Изабелла встает. Над нами среди листвы раздается шорох. Я вижу в алом свете заката, что какая-то птица капнула мне на пиджак. Примерно на то место, где сердце. Изабелла замечает это и неудержимо хохочет. Я снимаю носовым платком саркастический след, оставленный зябликом.

– Ты моя юность, – говорю я. – Теперь я знаю. Ты все, без чего она не может обойтись. И это, и другое, и еще очень, очень многое. И то, что ценность утраченного познаешь, только когда оно ускользает.

Разве Изабелла от меня ускользает? – думаю я. – И почему бы она ускользнула? Потому, что она говорит об этом? Разве она когда-нибудь была моею? Или потому, что вдруг возник этот безмолвный, дышащий холодом страх? Разве мало она мне говорила и разве я всякий раз не пугался?

– Я люблю тебя, Изабелла, – говорю я. – Люблю гораздо сильнее, чем думал, – Моя любовь как ветер: вот он поднялся, и думаешь, что это всего-навсего легкий ветерок, а сердце вдруг сгибается под ним, словно ива в бурю. Я люблю тебя, сердце моего сердца, единственный островок тишины среди общей сумятицы; я люблю тебя за то, что ты чуешь, когда цветку нужна влага и когда время устает, словно набегавшийся за день охотничий пес; я люблю тебя, и любовь льется из меня, точно из распахнутых ворот, где таился неведомый сад, я еще не совсем ее понимаю и дивлюсь на нее, и мне чуть-чуть стыдно моих торжественных слов, но они помимо моей воли с громом вырываются наружу и отдаются гулким эхом; кто-то говорит из меня, кого я не знаю, может быть, это третьесортный автор мелодрамы или мое сердце, уже не ведающее страха.

Изабелла внезапно остановилась. Мы в той же аллее, откуда она ушла домой обнаженная, но сейчас все здесь по-другому. Аллея полна алым закатным светом, полна неизжитой молодостью, печалью и не то рыдающим, не то ликующим счастьем.

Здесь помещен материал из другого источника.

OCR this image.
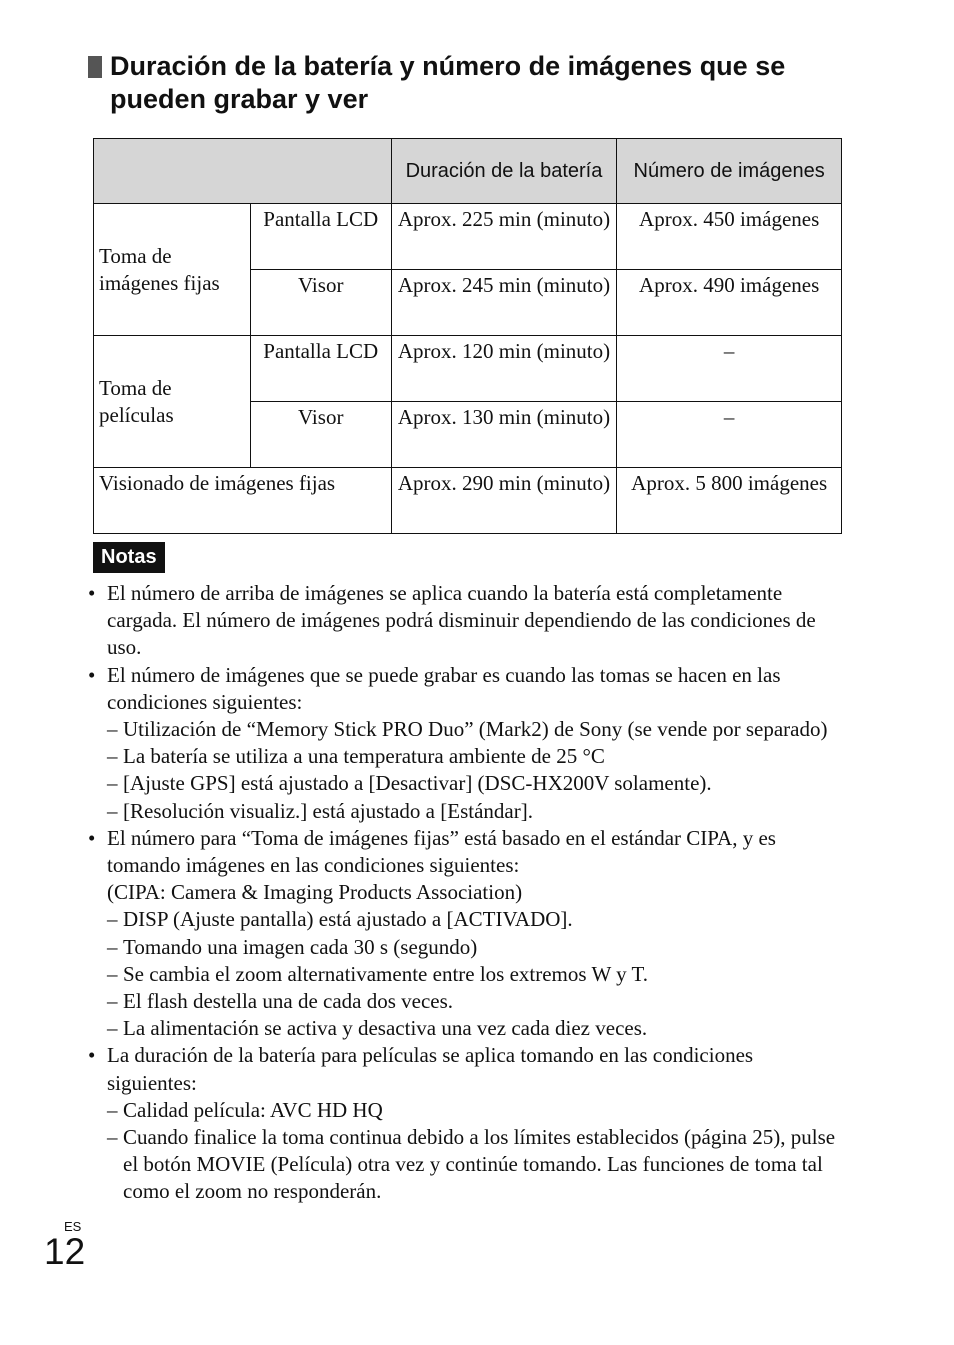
Duración de la batería y número de imágenes que se pueden grabar y ver
		Duración de la batería	Número de imágenes
Toma de imágenes fijas	Pantalla LCD	Aprox. 225 min (minuto)	Aprox. 450 imágenes
	Visor	Aprox. 245 min (minuto)	Aprox. 490 imágenes
Toma de películas	Pantalla LCD	Aprox. 120 min (minuto)	–
	Visor	Aprox. 130 min (minuto)	–
Visionado de imágenes fijas		Aprox. 290 min (minuto)	Aprox. 5 800 imágenes
Notas
• El número de arriba de imágenes se aplica cuando la batería está completamente cargada. El número de imágenes podrá disminuir dependiendo de las condiciones de uso.
• El número de imágenes que se puede grabar es cuando las tomas se hacen en las condiciones siguientes:
– Utilización de “Memory Stick PRO Duo” (Mark2) de Sony (se vende por separado)
– La batería se utiliza a una temperatura ambiente de 25 °C
– [Ajuste GPS] está ajustado a [Desactivar] (DSC-HX200V solamente).
– [Resolución visualiz.] está ajustado a [Estándar].
• El número para “Toma de imágenes fijas” está basado en el estándar CIPA, y es tomando imágenes en las condiciones siguientes:
(CIPA: Camera & Imaging Products Association)
– DISP (Ajuste pantalla) está ajustado a [ACTIVADO].
– Tomando una imagen cada 30 s (segundo)
– Se cambia el zoom alternativamente entre los extremos W y T.
– El flash destella una de cada dos veces.
– La alimentación se activa y desactiva una vez cada diez veces.
• La duración de la batería para películas se aplica tomando en las condiciones siguientes:
– Calidad película: AVC HD HQ
– Cuando finalice la toma continua debido a los límites establecidos (página 25), pulse el botón MOVIE (Película) otra vez y continúe tomando. Las funciones de toma tal como el zoom no responderán.
ES
12
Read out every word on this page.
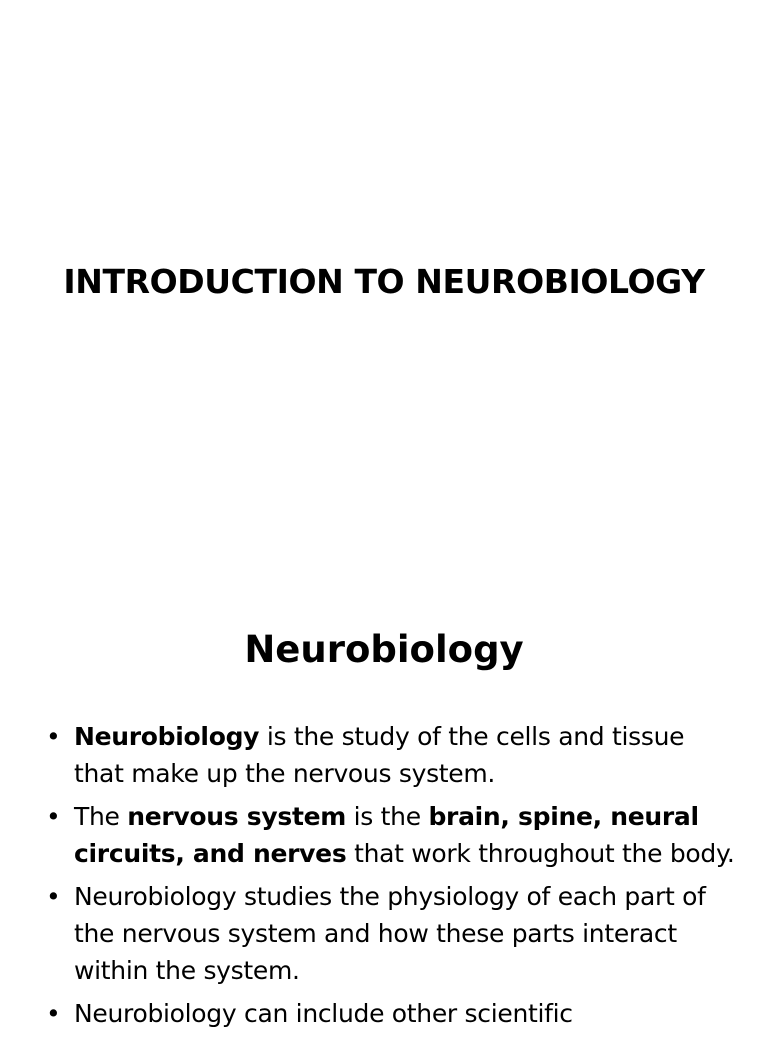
INTRODUCTION TO NEUROBIOLOGY
Neurobiology
• Neurobiology is the study of the cells and tissue that make up the nervous system.
• The nervous system is the brain, spine, neural circuits, and nerves that work throughout the body.
• Neurobiology studies the physiology of each part of the nervous system and how these parts interact within the system.
• Neurobiology can include other scientific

И уже не аллея, не деревья перед нами: это аллея сказочного света, и деревья на ней склоняются друг к другу, словно темные веера, чтобы удержать его, мы стоим в этом свете, почти невесомые, пронизанные им, как зеркальные карпы – духом новогоднего рома, в котором они плавают и который пропитывает их с такой силой, что они почти распадаются.

– Ты любишь меня? – шепчет Изабелла.

– Я люблю тебя и знаю, что никогда никого не буду так любить, как тебя, потому что никогда уже не буду таким, какой я сейчас, в это мгновение, оно уже проходит, пока я о нем говорю, и я не могу удержать его, даже если бы отдал за него свою жизнь…

Она смотрит на меня удивленными сияющими глазами.